1) Braking force/vehicle deceleration is dependent on tires. Every braking system can lock your tires at least once and therefore provide the max decel.

2) Repeated braking generates a lot of heat. If your braking system cannot shed heat as quickly as it builds up, you will eventually fade the braking system. Fade occurs from overheating the pads/discs/fluid beyond their operating point.

You need to think of the brakes heat management as a bucket with a hole in it. As you fill the bucket some of the water (heat) will escape via the hole. If the hole is not big enough then the bucket will eventually overflow (brake fade). You can eliminate fade by making the hole bigger (bigger more ventilated brakes) to match the incoming flow. If it is not matched then the bucket will still fill up and overflow (all be it slower), the size of your bucket determines when fade sets in.

In this respect the blue brakes are a smaller bucket with a smaller hole than the silver upgrade brakes. The difference is not world altering though.

3) You need to determine how much heat you are going to put into the brakes. Things like ambient temps, driver skill, tire selection, track, length of stints all affect the heat put into the brakes.

The blue brakes are enough at the ring on street tires because the ring does not have many heavy braking zones one after another. You brake hard and then have 30-60 sec to cool them down before the next hard braking zone.

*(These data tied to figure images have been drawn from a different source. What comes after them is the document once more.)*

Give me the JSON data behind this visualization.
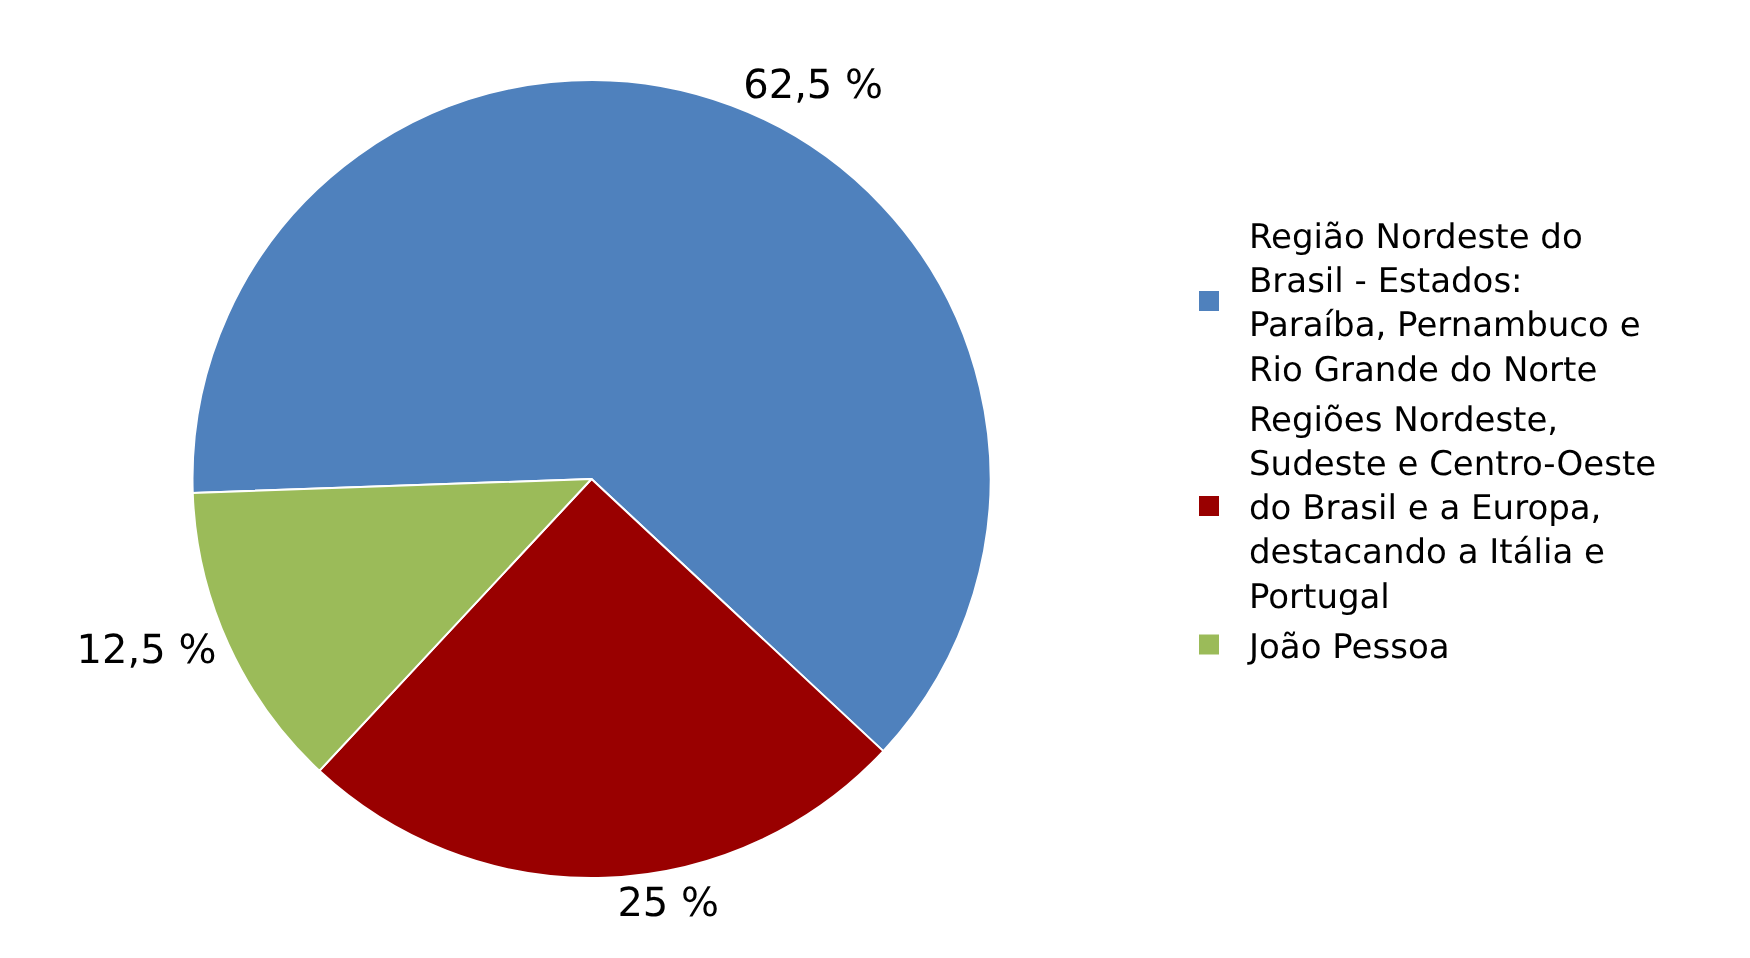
{
  "chart_data": {
    "type": "pie",
    "categories": [
      "Região Nordeste do Brasil - Estados: Paraíba, Pernambuco e Rio Grande do Norte",
      "Regiões Nordeste, Sudeste e Centro-Oeste do Brasil e a Europa, destacando a Itália e Portugal",
      "João Pessoa"
    ],
    "values": [
      62.5,
      25,
      12.5
    ],
    "colors": [
      "#4f81bd",
      "#990000",
      "#9bbb59"
    ],
    "value_labels": [
      "62,5 %",
      "25 %",
      "12,5 %"
    ],
    "legend": "right"
  }
}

The blue brakes will fade at a track like Zolder where you are going from 200kmh+ to 80-100 multiple times in a sub 2 min lap.


Pads and fluid and cooling will help maximize what your brake calipers and discs can stand. Brake lines dont do much, the stock brake lines are already quite good.

Personally I run APs in the front and blue brakes in the rear. This setup is perfect for the M2C and takes the abuse very well. The rear does not really need more braking as it only does 20-30% of the total braking anyways.

The APs also transform the brake pedal as they are much stiffer and that translates to a firmer linear pedal.

They also do not have external dustboots to burn like any of the OEM calipers.

Lastly pads last way longer and on a per lap basis are cheaper than pads for 2NH or blue brakes.

My 2 cents, use the cash coming your way to get some front APs and enjoy the reduced unsprung mass front and rear.